Forum Explores Theater’s Gender Gaps

Artistic Director Michael Dove is no stranger to a heated debate. But as we sit down for coffee on a weirdly balmy afternoon, he immediately admits to being rattled. "I'm a little nervous about this whole thing," he says.  He's referring to The Female POV In Theater Symposium that Forum Theater will host this Saturday as the culminating event of its Female Voices Festival.

The idea behind Forum's 2011/2012 season and its festival began with a conversation about presenting "more diverse voices in the shows that we're doing," explains Dove. Then "someone—it was probably Hannah [Hessel, Forum's "openforum coordinator"]—she was like, well we really need to do better about producing female playwrights.'" Dove took a look at the company's nine-year production history and realized it had only produced Naomi Wallace and Caryl Churchill. "I was thinking about numbers of productions, but it was only two female playwrights. And—I was going to say it floored me—it literally made me want to fall to the ground. I could not believe that I had not noticed that.

"I'm a pretty progressive guy," he continues. "I have those things in my mind.  So if that didn't stand out to me, it makes me then wonder about the entire theatermaking community in the U.S."

Forum's current season of four shows includes works by three female playwrights—in other words, Forum has now more than doubled the number of plays by women it has produced. "That's part of why I'm nervous," says Dove. "I feel embarrassed, to be honest, and I think I should... I think we all should feel embarrassed because the focus is on parity of gender, but it's a larger question, too."

When I speak with Hessel over wine a few days later, she remembers those first conversations with Dove differently. "I think he discovered it on his own actually," she says—but she agrees with the notion that "it's the same thing with other minorities. We're doing very poorly with producing African American playwrights. The same thing with Hispanic playwrights."
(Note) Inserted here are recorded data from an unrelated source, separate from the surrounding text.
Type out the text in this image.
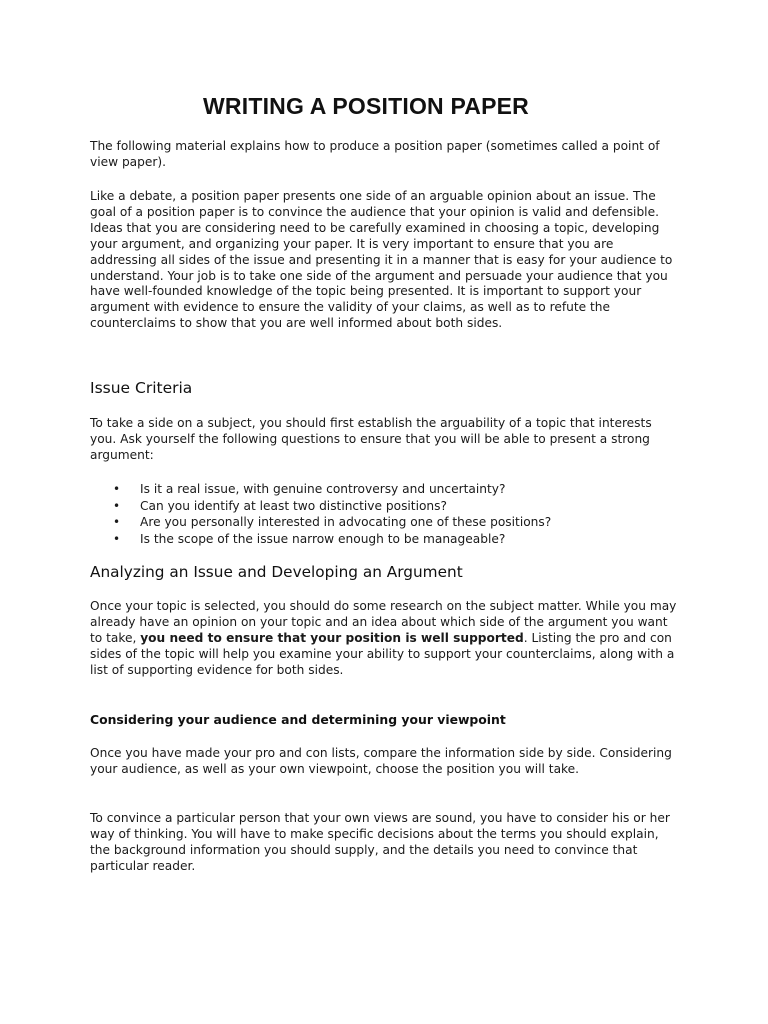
WRITING A POSITION PAPER

The following material explains how to produce a position paper (sometimes called a point of view paper).

Like a debate, a position paper presents one side of an arguable opinion about an issue. The goal of a position paper is to convince the audience that your opinion is valid and defensible. Ideas that you are considering need to be carefully examined in choosing a topic, developing your argument, and organizing your paper. It is very important to ensure that you are addressing all sides of the issue and presenting it in a manner that is easy for your audience to understand. Your job is to take one side of the argument and persuade your audience that you have well-founded knowledge of the topic being presented. It is important to support your argument with evidence to ensure the validity of your claims, as well as to refute the counterclaims to show that you are well informed about both sides.

Issue Criteria

To take a side on a subject, you should first establish the arguability of a topic that interests you. Ask yourself the following questions to ensure that you will be able to present a strong argument:

• Is it a real issue, with genuine controversy and uncertainty?
• Can you identify at least two distinctive positions?
• Are you personally interested in advocating one of these positions?
• Is the scope of the issue narrow enough to be manageable?
Analyzing an Issue and Developing an Argument

Once your topic is selected, you should do some research on the subject matter. While you may already have an opinion on your topic and an idea about which side of the argument you want to take, you need to ensure that your position is well supported. Listing the pro and con sides of the topic will help you examine your ability to support your counterclaims, along with a list of supporting evidence for both sides.

Considering your audience and determining your viewpoint

Once you have made your pro and con lists, compare the information side by side. Considering your audience, as well as your own viewpoint, choose the position you will take.

To convince a particular person that your own views are sound, you have to consider his or her way of thinking. You will have to make specific decisions about the terms you should explain, the background information you should supply, and the details you need to convince that particular reader.
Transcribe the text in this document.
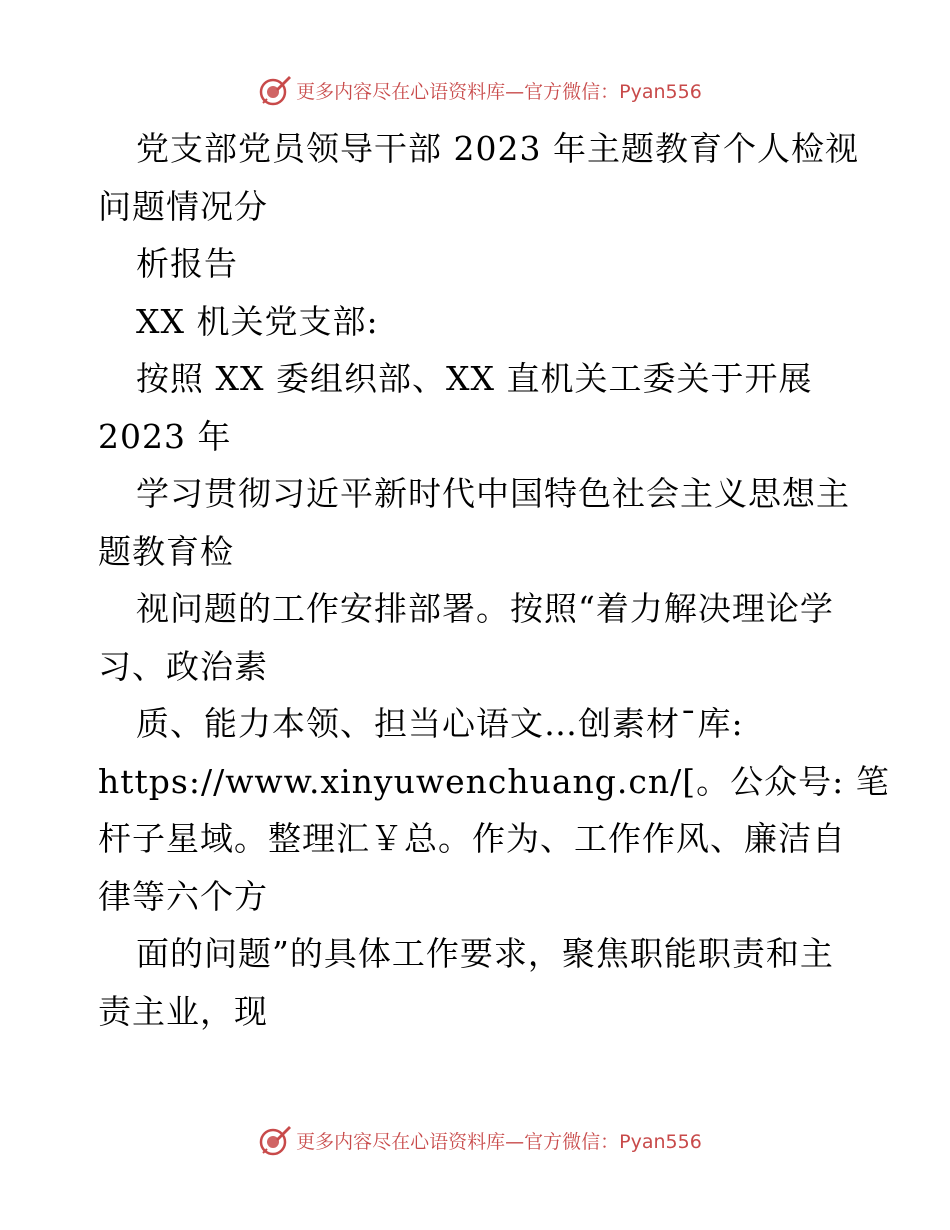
更多内容尽在心语资料库—官方微信：Pyan556
党支部党员领导干部 2023 年主题教育个人检视
问题情况分
析报告
XX 机关党支部:
按照 XX 委组织部、XX 直机关工委关于开展
2023 年
学习贯彻习近平新时代中国特色社会主义思想主
题教育检
视问题的工作安排部署。按照“着力解决理论学
习、政治素
质、能力本领、担当心语文…创素材¯库:
https://www.xinyuwenchuang.cn/[。公众号: 笔
杆子星域。整理汇￥总。作为、工作作风、廉洁自
律等六个方
面的问题”的具体工作要求，聚焦职能职责和主
责主业，现
更多内容尽在心语资料库—官方微信：Pyan556
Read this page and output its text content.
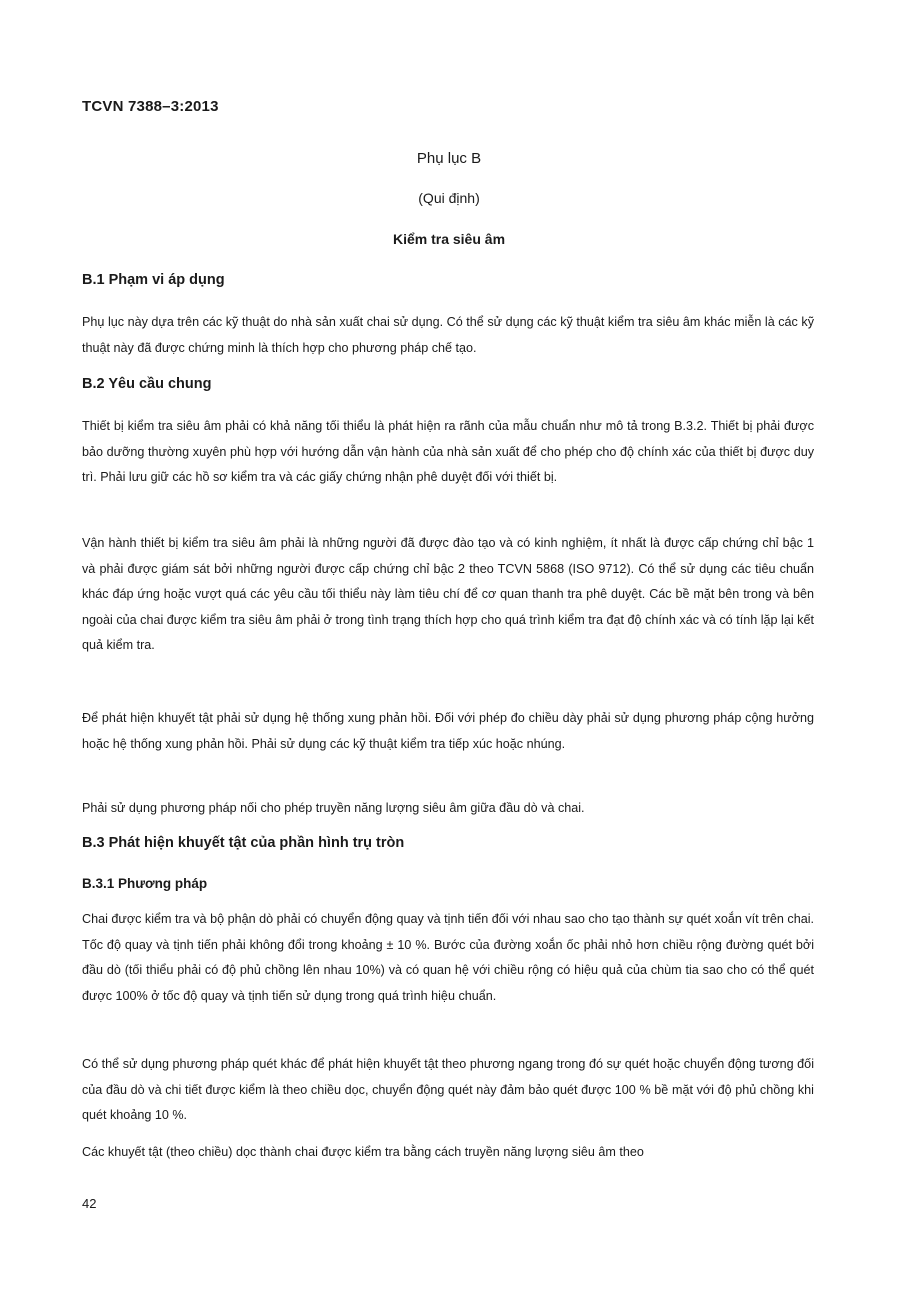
TCVN 7388–3:2013
Phụ lục B
(Qui định)
Kiểm tra siêu âm
B.1 Phạm vi áp dụng

Phụ lục này dựa trên các kỹ thuật do nhà sản xuất chai sử dụng. Có thể sử dụng các kỹ thuật kiểm tra siêu âm khác miễn là các kỹ thuật này đã được chứng minh là thích hợp cho phương pháp chế tạo.

B.2 Yêu cầu chung

Thiết bị kiểm tra siêu âm phải có khả năng tối thiểu là phát hiện ra rãnh của mẫu chuẩn như mô tả trong B.3.2. Thiết bị phải được bảo dưỡng thường xuyên phù hợp với hướng dẫn vận hành của nhà sản xuất để cho phép cho độ chính xác của thiết bị được duy trì. Phải lưu giữ các hồ sơ kiểm tra và các giấy chứng nhận phê duyệt đối với thiết bị.

Vận hành thiết bị kiểm tra siêu âm phải là những người đã được đào tạo và có kinh nghiệm, ít nhất là được cấp chứng chỉ bậc 1 và phải được giám sát bởi những người được cấp chứng chỉ bậc 2 theo TCVN 5868 (ISO 9712). Có thể sử dụng các tiêu chuẩn khác đáp ứng hoặc vượt quá các yêu cầu tối thiểu này làm tiêu chí để cơ quan thanh tra phê duyệt. Các bề mặt bên trong và bên ngoài của chai được kiểm tra siêu âm phải ở trong tình trạng thích hợp cho quá trình kiểm tra đạt độ chính xác và có tính lặp lại kết quả kiểm tra.

Để phát hiện khuyết tật phải sử dụng hệ thống xung phản hồi. Đối với phép đo chiều dày phải sử dụng phương pháp cộng hưởng hoặc hệ thống xung phản hồi. Phải sử dụng các kỹ thuật kiểm tra tiếp xúc hoặc nhúng.

Phải sử dụng phương pháp nối cho phép truyền năng lượng siêu âm giữa đầu dò và chai.

B.3 Phát hiện khuyết tật của phần hình trụ tròn
B.3.1 Phương pháp

Chai được kiểm tra và bộ phận dò phải có chuyển động quay và tịnh tiến đối với nhau sao cho tạo thành sự quét xoắn vít trên chai. Tốc độ quay và tịnh tiến phải không đổi trong khoảng ± 10 %. Bước của đường xoắn ốc phải nhỏ hơn chiều rộng đường quét bởi đầu dò (tối thiểu phải có độ phủ chồng lên nhau 10%) và có quan hệ với chiều rộng có hiệu quả của chùm tia sao cho có thể quét được 100% ở tốc độ quay và tịnh tiến sử dụng trong quá trình hiệu chuẩn.

Có thể sử dụng phương pháp quét khác để phát hiện khuyết tật theo phương ngang trong đó sự quét hoặc chuyển động tương đối của đầu dò và chi tiết được kiểm là theo chiều dọc, chuyển động quét này đảm bảo quét được 100 % bề mặt với độ phủ chồng khi quét khoảng 10 %.

Các khuyết tật (theo chiều) dọc thành chai được kiểm tra bằng cách truyền năng lượng siêu âm theo

42
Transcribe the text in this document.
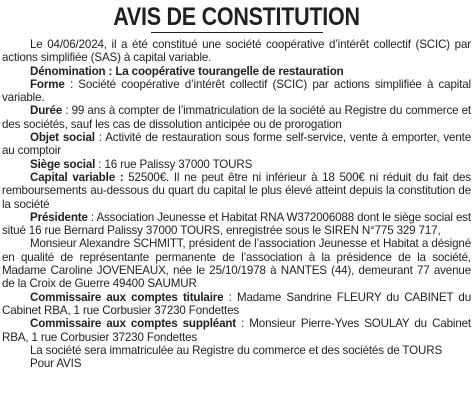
AVIS DE CONSTITUTION

Le 04/06/2024, il a été constitué une société coopérative d’intérêt collectif (SCIC) par actions simplifiée (SAS) à capital variable.

Dénomination : La coopérative tourangelle de restauration

Forme : Société coopérative d’intérêt collectif (SCIC) par actions simplifiée à capital variable.

Durée : 99 ans à compter de l’immatriculation de la société au Registre du commerce et des sociétés, sauf les cas de dissolution anticipée ou de prorogation

Objet social : Activité de restauration sous forme self-service, vente à emporter, vente au comptoir

Siège social : 16 rue Palissy 37000 TOURS

Capital variable : 52500€. Il ne peut être ni inférieur à 18 500€ ni réduit du fait des remboursements au-dessous du quart du capital le plus élevé atteint depuis la constitution de la société

Présidente : Association Jeunesse et Habitat RNA W372006088 dont le siège social est situé 16 rue Bernard Palissy 37000 TOURS, enregistrée sous le SIREN N°775 329 717,

Monsieur Alexandre SCHMITT, président de l’association Jeunesse et Habitat a désigné en qualité de représentante permanente de l’association à la présidence de la société, Madame Caroline JOVENEAUX, née le 25/10/1978 à NANTES (44), demeurant 77 avenue de la Croix de Guerre 49400 SAUMUR

Commissaire aux comptes titulaire : Madame Sandrine FLEURY du CABINET du Cabinet RBA, 1 rue Corbusier 37230 Fondettes

Commissaire aux comptes suppléant : Monsieur Pierre-Yves SOULAY du Cabinet RBA, 1 rue Corbusier 37230 Fondettes

La société sera immatriculée au Registre du commerce et des sociétés de TOURS

Pour AVIS
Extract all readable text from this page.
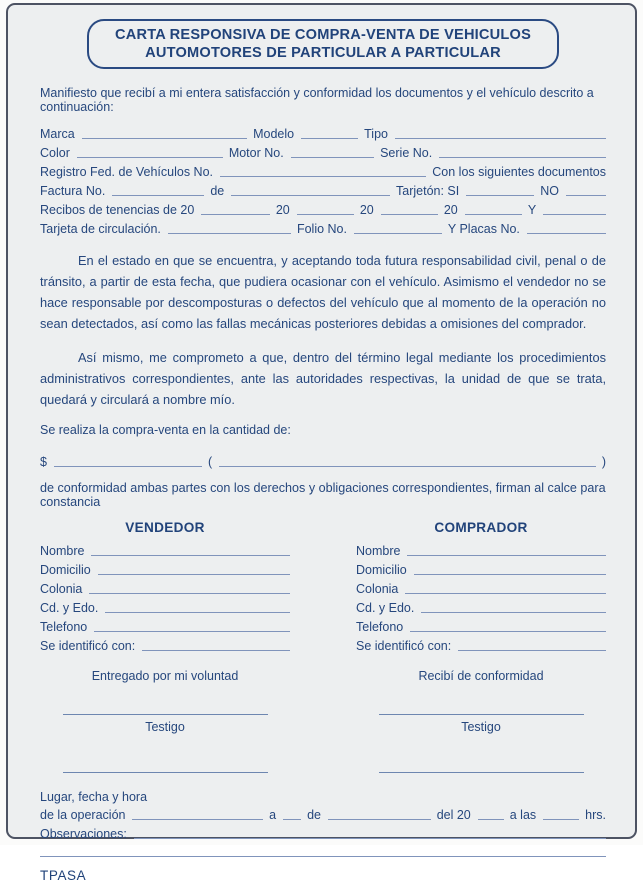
CARTA RESPONSIVA DE COMPRA-VENTA DE VEHICULOS
AUTOMOTORES DE PARTICULAR A PARTICULAR

Manifiesto que recibí a mi entera satisfacción y conformidad los documentos y el vehículo descrito a continuación:

Marca	Modelo	Tipo
Color	Motor No.	Serie No.
Registro Fed. de Vehículos No.	Con los siguientes documentos
Factura No.	de	Tarjetón: SI	NO
Recibos de tenencias de 20	20	20	20	Y
Tarjeta de circulación.	Folio No.	Y Placas No.

En el estado en que se encuentra, y aceptando toda futura responsabilidad civil, penal o de tránsito, a partir de esta fecha, que pudiera ocasionar con el vehículo. Asimismo el vendedor no se hace responsable por descomposturas o defectos del vehículo que al momento de la operación no sean detectados, así como las fallas mecánicas posteriores debidas a omisiones del comprador.

Así mismo, me comprometo a que, dentro del término legal mediante los procedimientos administrativos correspondientes, ante las autoridades respectivas, la unidad de que se trata, quedará y circulará a nombre mío.

Se realiza la compra-venta en la cantidad de:

$	(	)

de conformidad ambas partes con los derechos y obligaciones correspondientes, firman al calce para constancia

VENDEDOR
Nombre
Domicilio
Colonia
Cd. y Edo.
Telefono
Se identificó con:
Entregado por mi voluntad
Testigo
COMPRADOR
Nombre
Domicilio
Colonia
Cd. y Edo.
Telefono
Se identificó con:
Recibí de conformidad
Testigo
Lugar, fecha y hora
de la operación	a de	del 20	a las	hrs.
Observaciones:
TPASA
The symposium consists of two panel discussion related to gender disparity in theater: "Who Is Produced and Why?" and "Is There a Female Voice?" "These conversations become really tricky," Hessel says. "We have this politically correct niceness and we don't want to say that there's actually a difference [between how men and women write]."  But Hessel believes there is a difference.  "A lot of women's playwrighting doesn't follow the same linear structures that male playwrights follow. Those are structures that as audiences and theater makers we've grown up thinking are the structures...[female] work feels more challenging because we're not used to looking at a play from multidimensions."

A wide range of opinions on the matter should become evident during the discussion on Saturday. In one way, those differing views have already complicated the festival. "Once we realized that this was something we wanted to have a conversation about," says Hessel, "I wrote a list of questions and basically sent it to every female playwright, artistic director, and literary director in town. Some people...wrote back these amazing, beautiful, articulate pieces. And then a lot of people were like, 'You know I don't really see this as being an issue.'" In the end, Hessel says, she and Dove have assembled as "diverse a panel of people, at different points in their careers, and with different connections to theater," as interest and scheduling allowed.

But Saturday's discussion won't just address how women write. How great are gender disparities in the theater world? Who buys more tickets, men or women? What about the staffs of regionals theaters? How many artistic directors are female? Dove says they'll even present some stats on how frequently women playwrights are produced in the D.C. theater community.

And how did Forum come by all that information? "We have a new intern," says Dove. "We just sent them to Helen Hayes to look at all of their paperwork."

The Female POV in Theater Symposium takes place Saturday from 2 to 5 p.m. at Round House Silver Spring, 8641 Colesville Rd., Silver Spring. Panelists include Renee Calarco, Allyson Currin, Jackie Lawton, Eleanor Holdridge, Colin Hovde, Anne McCaw, Jennifer L. Nelson, Helen Pafumi, and Ronee Penoi.